Just as large-scale landed property can return the reproach of monopoly made against it by the advocated of division of the land, for the division of the land is also based on the monopoly of private property, so can the advocates of division return the reproach of partition, for partition of the land also exists -- though in a rigid, ossified form -- on the large estates. Indeed, division is the universal basis of private property. Besides, as the division of landed property leads once more to large landed property in the form of capital wealth, feudal landed property inevitably advances towards division or at least falls into the hands of the capitalists, however much it might twist and turn.
For large-scale landed property, as in England, drives the overwhelming majority of the population into the arms of industry and reduces its own workers to total misery. In this way, it creates and increases the power of its enemy, capital and industry, by driving the poor and an entire range of activities over to the other side. It makes the majority of the country industrial, and hence antagonistic to landed property. Where industry has acquired great power, as in England, it gradually forces large landed property to give up its monopoly against foreign countries and obliges it to compete with foreign landed property. For under the rule of industry, landed property could maintain its feudal proportions only by means of a monopoly against foreign countries, so as to protect itself against the universal laws of trade which contradict its feudal nature. Once exposed to competition, it is forced to obey the laws of competition, just like any other commodity which is subject to them. It too begins to fluctuate, to increase and diminish, to fly from one hand into another, and no law is any longer capable of keeping it in a few predestined hands, or, at any event, surrender to the power of the industrial capitalists.
Finally, large landed property, which has been forcibly preserved in this way and which has given rise alongside itself to an extensive industry, leads more rapidly to a crisis than does the division of landed property, alongside which the power of industry invariably takes second place.

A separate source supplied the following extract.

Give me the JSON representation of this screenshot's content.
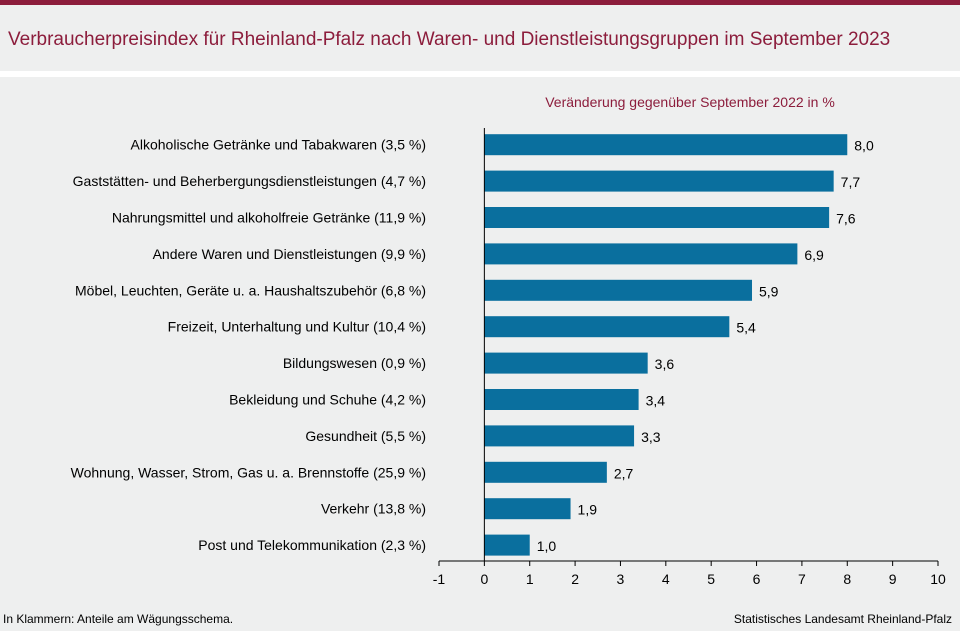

It is clear from the case of England that large landed property has cast off its feudal character and assumed an industrial character insofar as it wants to make as much money as possible. It yields the owner the biggest possible rent and the tenant the biggest possible profit on his capital. As a consequence, the agricultural workers have already been reduced to a minimum, and the class of tenant farmers already represents within landed property the might of industry and capital. As a result of foreign competition, ground rent more or less ceases to be an independent source of income. A large part of the landowners is forced to take over from the tenants, some of whom are consequently reduced to the proletariat. On the other hand, many tenants will take possession of landed property; for the big landowners, who have given themselves up for the most part to squandering their comfortable revenue and are generally not capable of large-scale agricultural management, in many cases have neither the capital nor the ability to exploit the land. Therefore, a section of the big landowners is also ruined. Eventually wages, which have already been reduced to a minimum, must be reduced even further in order to meet the new competition, This then leads necessarily to revolution.
Landed property had to develop in each of these two ways, in order to experience in both of them its necessary decline; just as industry had to ruin itself both in the form of monopoly and in the form of competition before it could believe in man.